I’m writing this blog post from as, first and foremost, a student and then as a photographer. I am all too aware that as a student and photographer, who has worked for clients (albeit mostly other students), that sometime in your photographic career/ artistic studies, you will end up doing a job/work that you really don’t want to do. Whether it is for money or for a better grade, I advise you to stop.


The worst thing that you can do is to create work that someone else tells you to do.




Because it will kill your creativity and passion.


If you are dealing with clients and they want you to shoot something that you are not particularly interested in, then my advice to you would be to try and put your own spin on it. If you can’t do this, then make a deal with the client and tell them that you will shoot the images that they want, but you want to shoot a few extra images where you get to decide the set up/ styling for the shoot. Remember, you don’t have to put the images you give to the client in your portfolio. If you have a favorite image from the shoot that the client didn’t like, put it in your portfolio. That way, the image that you like will show off your personality through your portfolio and you will be a lot happier showing potential clients work you are really passionate about. At the end of the day, working with clients is a collaborative process: they have come to you (or you to them) because both parties have something to offer the other.


One of the main situations I find students in is a debate I like to call Education vs Creativity.


I am in the middle of studying a degree and, like most people; I want to get the best degree possible. Sure, I’d like to get a first. That would be awesome. I would be happy with a 2.1 or even a 2.2 but I don’t think compromising my work for it is worth it.


The main thing I hear a lot of people say when I ask them about their degree work is ‘my tutor told me to do this piece of work, but I don’t really want to do it. But then I don’t want to fail if I don’t do it’.

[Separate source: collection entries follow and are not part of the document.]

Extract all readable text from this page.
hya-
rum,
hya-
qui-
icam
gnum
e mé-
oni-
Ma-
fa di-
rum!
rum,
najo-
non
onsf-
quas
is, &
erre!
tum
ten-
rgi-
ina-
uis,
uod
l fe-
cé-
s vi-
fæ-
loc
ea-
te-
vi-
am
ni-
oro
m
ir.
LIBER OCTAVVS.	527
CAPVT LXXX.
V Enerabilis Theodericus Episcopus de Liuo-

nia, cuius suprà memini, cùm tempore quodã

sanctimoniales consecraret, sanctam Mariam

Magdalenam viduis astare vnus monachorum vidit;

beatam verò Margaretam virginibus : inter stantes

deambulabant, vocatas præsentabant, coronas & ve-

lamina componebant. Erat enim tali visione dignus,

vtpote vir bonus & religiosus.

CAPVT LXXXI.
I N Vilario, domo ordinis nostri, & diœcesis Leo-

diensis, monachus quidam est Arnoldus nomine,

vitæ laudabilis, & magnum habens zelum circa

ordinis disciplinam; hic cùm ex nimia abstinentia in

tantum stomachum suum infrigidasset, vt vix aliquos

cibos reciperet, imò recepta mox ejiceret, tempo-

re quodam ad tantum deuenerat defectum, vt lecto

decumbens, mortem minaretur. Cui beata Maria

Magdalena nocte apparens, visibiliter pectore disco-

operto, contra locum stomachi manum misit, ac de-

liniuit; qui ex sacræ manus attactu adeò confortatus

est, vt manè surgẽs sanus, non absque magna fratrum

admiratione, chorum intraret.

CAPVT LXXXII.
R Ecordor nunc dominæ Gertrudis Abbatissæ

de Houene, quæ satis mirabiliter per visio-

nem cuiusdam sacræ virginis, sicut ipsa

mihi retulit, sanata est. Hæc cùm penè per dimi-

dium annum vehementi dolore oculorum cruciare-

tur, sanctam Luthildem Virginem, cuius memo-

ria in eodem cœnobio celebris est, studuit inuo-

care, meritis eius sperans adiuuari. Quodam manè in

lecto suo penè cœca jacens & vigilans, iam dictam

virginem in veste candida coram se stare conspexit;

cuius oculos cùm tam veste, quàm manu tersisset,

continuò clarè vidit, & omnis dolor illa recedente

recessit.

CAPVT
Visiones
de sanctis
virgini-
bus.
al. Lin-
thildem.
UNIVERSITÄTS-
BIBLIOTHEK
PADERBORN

Unfortunately, this is the crux of doing a degree.


Do you choose to create work you have no interest in for the sake of getting a great degree or do you do work you are proud of and get a lesser degree?


During my first year at university I chose the first option. What do I have to show for my first year of a degree?



I shot a shockingly small number of photographs (than you would expect from a photography degree) and none of them will ever see the light of day. Being told what to do is not fun. It does nothing for me.


Because of this, from the start of my second year, back in September, I have chosen the latter.


I would rather get a lesser degree, but have a portfolio that I am happy to show potential clients and be satisfied with the knowledge that I can openly talk about my work and the process behind rather than saying ‘I created it because I was told to’.


I find it is such a shame because I feel that in many ways the education system can really restricts students who study creative subjects. Art is a subjective thing. There is no right or wrong answer and opinions are not facts. Just because your tutor doesn’t like the work you are doing doesn’t mean that you should stop. In fact, you should continue because you are doing something you are interested in.


So, would you prefer to get a better degree but work you don’t like or a lesser degree but work you’re proud of?